July 13, 2009

OpenLDAP perfomance testing

Introduction

Our team is working on the metadata repository for a large-scale grid file storage project. This repository should make grid storage searchable and browseable. Since grid storage is presumed to store huge amounts of data, metadata repository should be able to store large amounts of metadata as well.

In our solution the metadata is typed, heterogeneous and has a hierarchical structure; metadata storage should be searchable, replicated and scalable. Also, we have strict requirements for new entry types to be definable at runtime. Taking these considerations into account, we chose to push for a LDAP-based solution. Since we had a requirement not to be tied to any particular vendor, OpenLDAP was a natural choice.

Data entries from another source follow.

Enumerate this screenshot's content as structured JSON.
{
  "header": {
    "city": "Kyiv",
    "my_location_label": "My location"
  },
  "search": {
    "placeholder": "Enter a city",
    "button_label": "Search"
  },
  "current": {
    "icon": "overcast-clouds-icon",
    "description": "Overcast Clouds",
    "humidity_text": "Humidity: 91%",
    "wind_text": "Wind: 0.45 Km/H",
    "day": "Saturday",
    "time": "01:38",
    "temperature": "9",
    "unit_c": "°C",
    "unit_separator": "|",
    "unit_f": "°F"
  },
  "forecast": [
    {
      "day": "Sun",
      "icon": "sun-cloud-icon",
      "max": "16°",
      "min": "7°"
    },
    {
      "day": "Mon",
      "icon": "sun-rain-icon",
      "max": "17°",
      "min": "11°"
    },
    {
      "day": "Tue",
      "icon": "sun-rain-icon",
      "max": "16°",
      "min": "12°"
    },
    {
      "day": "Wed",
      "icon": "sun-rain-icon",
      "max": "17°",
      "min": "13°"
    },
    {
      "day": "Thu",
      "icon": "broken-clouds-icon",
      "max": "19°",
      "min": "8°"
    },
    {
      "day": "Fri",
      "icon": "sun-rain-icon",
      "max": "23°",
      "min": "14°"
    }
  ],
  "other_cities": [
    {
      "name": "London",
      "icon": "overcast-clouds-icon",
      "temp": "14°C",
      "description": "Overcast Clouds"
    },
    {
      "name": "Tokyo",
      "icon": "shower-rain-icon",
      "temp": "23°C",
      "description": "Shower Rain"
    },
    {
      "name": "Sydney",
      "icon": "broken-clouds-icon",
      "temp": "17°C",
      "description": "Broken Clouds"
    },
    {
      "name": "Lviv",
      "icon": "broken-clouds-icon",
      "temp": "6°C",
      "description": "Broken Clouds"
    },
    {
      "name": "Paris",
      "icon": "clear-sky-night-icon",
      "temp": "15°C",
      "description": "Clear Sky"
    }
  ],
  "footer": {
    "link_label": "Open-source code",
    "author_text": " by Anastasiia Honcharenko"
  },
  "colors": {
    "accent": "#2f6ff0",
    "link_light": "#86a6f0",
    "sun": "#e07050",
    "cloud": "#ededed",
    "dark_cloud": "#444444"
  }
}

We've made a number of OpenLDAP performance tests to examine how OpenLDAP worked with large numbers of entries. Below, we will share some of the results we've achieved. We do not dive deeply into details of the testing machine configuration, since absolute timing values do not give many data points when you are trying to evaluate scalability of the solution. Trends, in this particular case with regards to the time consumed, are much more important.

The benchmarking stand can be described as a single-core Linux box using OpenLDAP version 2.4.16 (the latest at the moment of testing). OpenLDAP was built from the sources, as is recommended by the OpenLDAP documentation. OpenLDAP native HDB (based on Berkeley DB database with hierarchical database layout that supports subtree renames) was used as the database backend. All tests were performed by connecting to the OpenLDAP server through the loopback interface (127.0.0.1) to eliminate the impact of network bandwidth saturation.

For read performance measurements we used three LDAP entry attributes:

  • dn (distinguished name) - distinguished name of the LDAP entry, identifying an entry and its location.
  • cn (common name) - general string attribute of the LDAP entry.
  • entryUUID - builtin, server-maintained unique entry identifier. It remains unchanged when entry is being moved from one subtree into another on the contrary to dn, which is being changed.

Directory reading

Generally speaking, OpenLDAP finds an entry using an index much faster than delivering an entry client through the network. A more interesting case is how OpenLDAP handles concurrent reads and writes with regards to the number of clients.
Test I. Concurrent reading
The case: the OpenLDAP directory consists of a flat list of about 100K entries indexed by cn. Each client sequentially queries 1000 random existing entries by dn, cn and entryUUID. A number of clients (1 - 20) are executed simultaneously. Three curves on the graph show total time with regards to the number of concurrent clients in three different scenarios:
  • search by dn;
  • searching by cn;
  • search by entryUUID.
Testing results are shown in two charts, containing absolute timing values and normalized by dividing timing value by the number of concurrent clients.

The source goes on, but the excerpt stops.